Andrew Pastirik's lawyer made the argument during opening statements in his trial in federal court. Pastirik is not charged with killing the pedestrian. Instead, he's accused of causing more than $1,000 in damage to the government-owned Toyota Land Cruiser he was driving. If convicted, Pastirik could face up to 10 years in prison.
Prosecutor Pragna Soni told the judge hearing the case in place of a jury that the government's evidence would show Pastirik was drunk when he hit 34-year-old Zimbabwe national Alois Pedzisai Matyoramhinga in the capital of Harare.
"It was the kind of damage that cannot be undone," she said.
Pastirik's attorney, Joseph McCarthy, said his client had largely stopped drinking hours earlier and spent much of the night helping a friend who was a Marine safely get home. He said it was dark in the early morning hours of Oct. 18, 2008, when Pastirik hit the man, who was wearing dark clothing and had dark skin.

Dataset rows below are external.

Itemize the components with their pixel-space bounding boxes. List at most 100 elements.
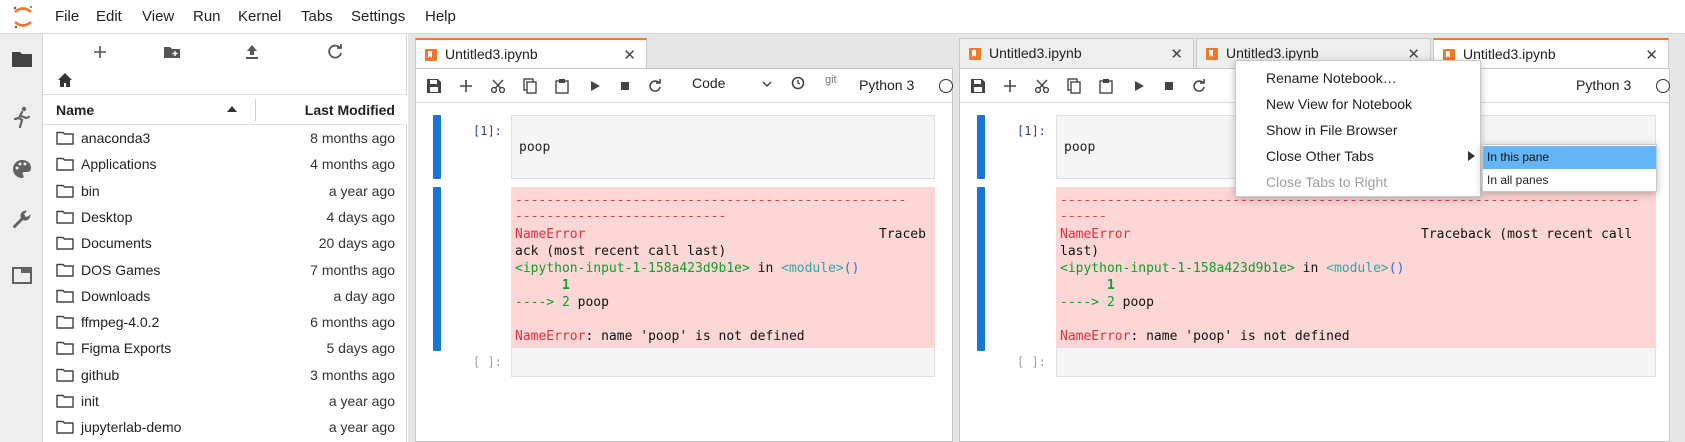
error-message: NameError: name 'poop' is not defined	[515, 328, 805, 345]
menu-tabs[interactable]: Tabs	[301, 8, 333, 25]
column-divider	[255, 99, 256, 121]
upload-icon[interactable]	[242, 42, 262, 62]
file-list-item[interactable]: Applications 4 months ago	[43, 152, 407, 178]
arrow-code: poop	[569, 295, 609, 310]
menu-item-close-other-tabs[interactable]: Close Other Tabs	[1266, 148, 1374, 164]
jupyter-logo-icon	[13, 6, 32, 29]
run-icon[interactable]	[1131, 78, 1147, 94]
traceback-location: <ipython-input-1-158a423d9b1e> in <modul…	[515, 260, 859, 277]
code-cell-input[interactable]: poop	[511, 115, 935, 179]
tab-label: Untitled3.ipynb	[989, 45, 1082, 61]
menu-item-new-view[interactable]: New View for Notebook	[1266, 96, 1412, 112]
kernel-name[interactable]: Python 3	[1576, 77, 1631, 93]
menu-settings[interactable]: Settings	[351, 8, 405, 25]
cut-icon[interactable]	[1034, 78, 1050, 94]
traceback-header: Traceback (most recent call	[1421, 227, 1633, 242]
file-name: anaconda3	[81, 130, 151, 146]
tab-untitled3-right-1[interactable]: Untitled3.ipynb ✕	[959, 38, 1194, 68]
file-list-item[interactable]: ffmpeg-4.0.2 6 months ago	[43, 310, 407, 336]
error-name: NameError	[1060, 227, 1131, 242]
chevron-down-icon[interactable]	[762, 79, 772, 89]
tab-untitled3-left[interactable]: Untitled3.ipynb ✕	[415, 38, 647, 69]
restart-icon[interactable]	[647, 78, 663, 94]
traceback-header: ack (most recent call last)	[515, 244, 727, 259]
file-name: bin	[81, 182, 100, 199]
copy-icon[interactable]	[1066, 78, 1082, 94]
stop-icon[interactable]	[1161, 78, 1177, 94]
file-list-item[interactable]: init a year ago	[43, 389, 407, 415]
submenu-item-in-all-panes[interactable]: In all panes	[1483, 169, 1656, 192]
file-name: Figma Exports	[81, 340, 172, 357]
cell-type-select[interactable]: Code	[692, 75, 725, 91]
clock-icon[interactable]	[791, 76, 805, 90]
file-name: Downloads	[81, 287, 151, 304]
add-cell-icon[interactable]	[458, 78, 474, 94]
new-folder-icon[interactable]	[162, 42, 182, 62]
file-modified: 4 days ago	[326, 208, 396, 225]
refresh-icon[interactable]	[325, 42, 345, 62]
file-modified: 3 months ago	[310, 366, 395, 383]
file-list-item[interactable]: Figma Exports 5 days ago	[43, 336, 407, 362]
submenu-item-in-this-pane[interactable]: In this pane	[1483, 146, 1656, 169]
file-name: ffmpeg-4.0.2	[81, 314, 160, 331]
menu-help[interactable]: Help	[425, 8, 456, 25]
home-icon[interactable]	[57, 72, 73, 88]
error-output: ----------------------------------------…	[511, 187, 935, 351]
kernel-name[interactable]: Python 3	[859, 77, 914, 93]
paste-icon[interactable]	[554, 78, 570, 94]
git-label[interactable]: git	[825, 74, 837, 86]
add-cell-icon[interactable]	[1002, 78, 1018, 94]
file-list-item[interactable]: jupyterlab-demo a year ago	[43, 415, 407, 441]
paste-icon[interactable]	[1098, 78, 1114, 94]
close-tab-icon[interactable]: ✕	[623, 46, 636, 64]
file-list-item[interactable]: github 3 months ago	[43, 363, 407, 389]
save-icon[interactable]	[426, 78, 442, 94]
folder-icon	[56, 421, 74, 434]
menu-kernel[interactable]: Kernel	[238, 8, 281, 25]
running-icon[interactable]	[11, 106, 33, 128]
output-cell-indicator	[977, 187, 985, 351]
file-name: jupyterlab-demo	[81, 419, 182, 436]
menu-edit[interactable]: Edit	[96, 8, 122, 25]
menu-item-rename-notebook[interactable]: Rename Notebook…	[1266, 70, 1397, 86]
input-ref: <ipython-input-1-158a423d9b1e>	[1060, 261, 1295, 276]
file-modified: a year ago	[328, 419, 395, 436]
cut-icon[interactable]	[490, 78, 506, 94]
restart-icon[interactable]	[1191, 78, 1207, 94]
file-name: DOS Games	[81, 261, 161, 278]
menu-run[interactable]: Run	[193, 8, 221, 25]
active-cell-indicator	[433, 115, 441, 179]
tabs-icon[interactable]	[11, 264, 33, 286]
new-launcher-icon[interactable]	[90, 42, 110, 62]
notebook-panel-left: Code git Python 3 [1]: poop ------------…	[415, 68, 953, 442]
file-modified: 4 months ago	[310, 156, 395, 173]
close-tab-icon[interactable]: ✕	[1170, 45, 1183, 63]
close-tab-icon[interactable]: ✕	[1645, 46, 1658, 64]
file-browser: Name Last Modified anaconda3 8 months ago…	[43, 34, 407, 442]
column-last-modified[interactable]: Last Modified	[305, 102, 395, 118]
menu-file[interactable]: File	[55, 8, 79, 25]
save-icon[interactable]	[970, 78, 986, 94]
empty-code-cell[interactable]	[1056, 347, 1656, 377]
file-list-item[interactable]: Documents 20 days ago	[43, 231, 407, 257]
file-list-item[interactable]: Desktop 4 days ago	[43, 205, 407, 231]
wrench-icon[interactable]	[11, 210, 33, 232]
empty-prompt: [ ]:	[1017, 355, 1046, 369]
run-icon[interactable]	[587, 78, 603, 94]
menu-item-show-in-file-browser[interactable]: Show in File Browser	[1266, 122, 1398, 138]
file-list-item[interactable]: bin a year ago	[43, 179, 407, 205]
stop-icon[interactable]	[617, 78, 633, 94]
folder-icon[interactable]	[11, 48, 33, 70]
file-name: github	[81, 366, 120, 383]
sort-ascending-icon[interactable]	[227, 106, 237, 112]
empty-code-cell[interactable]	[511, 347, 935, 377]
menu-view[interactable]: View	[142, 8, 174, 25]
file-list-item[interactable]: DOS Games 7 months ago	[43, 258, 407, 284]
palette-icon[interactable]	[11, 158, 33, 180]
error-output: ----------------------------------------…	[1056, 187, 1656, 351]
column-name[interactable]: Name	[56, 102, 94, 118]
notebook-icon	[1206, 48, 1218, 60]
file-list-item[interactable]: Downloads a day ago	[43, 284, 407, 310]
copy-icon[interactable]	[522, 78, 538, 94]
file-list-item[interactable]: anaconda3 8 months ago	[43, 126, 407, 152]
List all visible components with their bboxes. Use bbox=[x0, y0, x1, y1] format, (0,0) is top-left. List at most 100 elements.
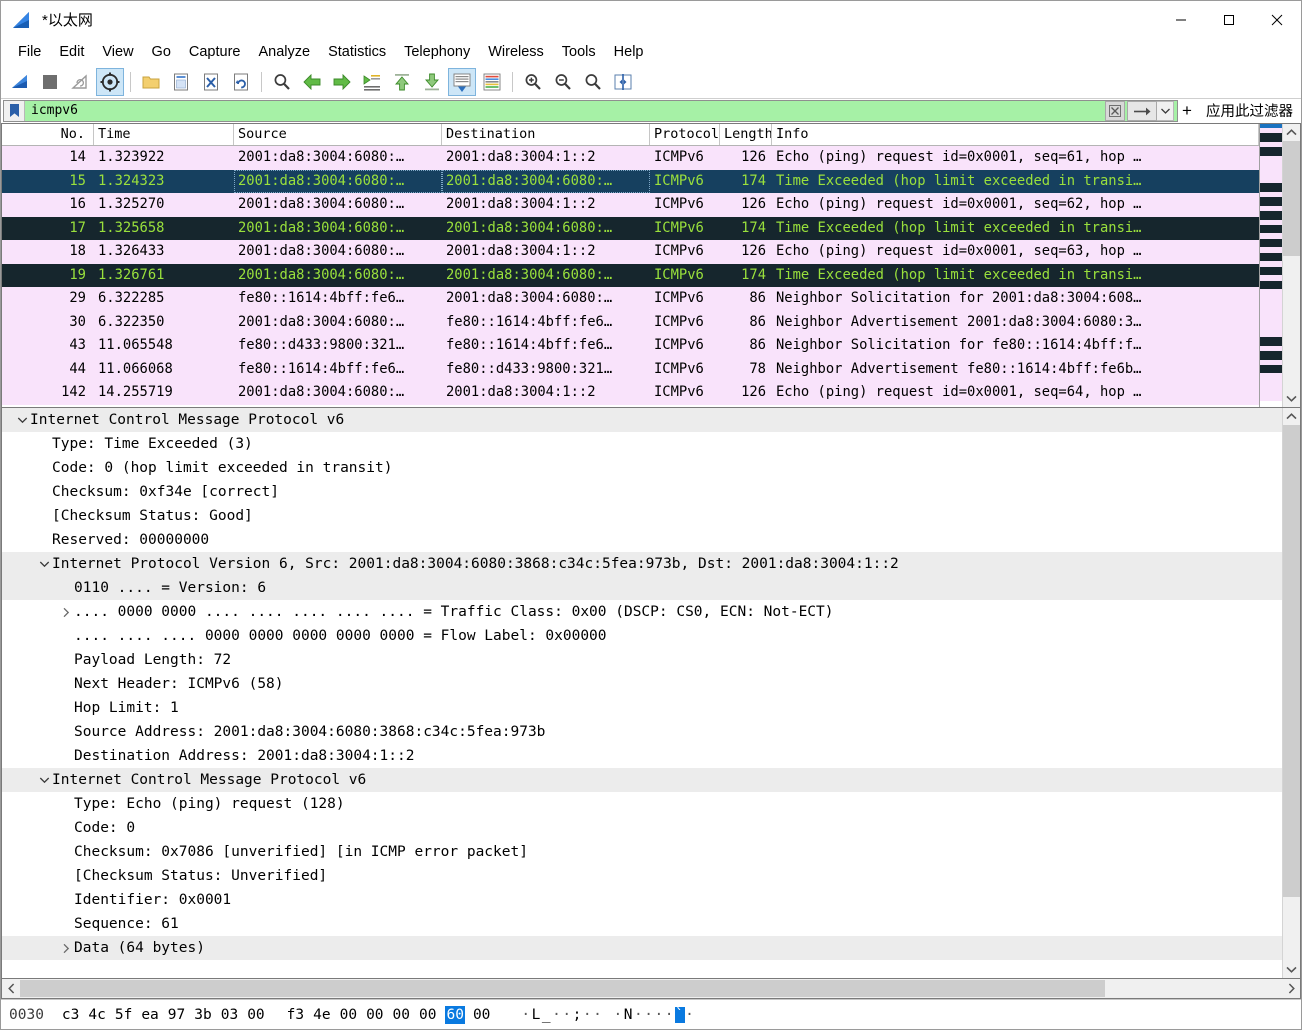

And he said Pastirik swerved the best he could but an oncoming car prevented him from going farther.
McCarthy said when his client, who worked in the State Department's Diplomatic Security Service, arrived home and saw the vomit on the front of his car he realized he had hit the man and that the accident was more serious than he thought.
Witnesses who testified Monday didn't agree on whether Pastirik was drunk on the night of the crash. Pastirik's former mother-in-law, who he called shortly after the accident, said he did not sound drunk on the phone. A man who saw Pastirik before he got on the road, meanwhile, said he had poured both of them two to three shots of vodka and pineapple juice at the Marine House where the Marines who guard the embassy in Zimbabwe are stationed.
He said he urged Pastirik not to drive, but that Pastirik was only "a little impaired," not drunk. Pastirik's lawyer said the drink sometime after 3 a.m. was his client's only one since around midnight and he had driven without difficulty earlier in the night.
A U.S. embassy security official who photographed the damage to Pastirik's car, however, said Pastirik slurred his words, dragged his feet and smelled so strongly of alcohol that she took a step back. The woman, Jonica Brooke Hogenson-Counts, described vomit on Pastirik's car as going up the hood and windshield and said he repeated the words "This is bad."
She said Pastirik told her he saw the man and swerved and that he felt an impact but thought he'd hit an animal or pothole or just brushed the pedestrian.
The trial is expected to last two days.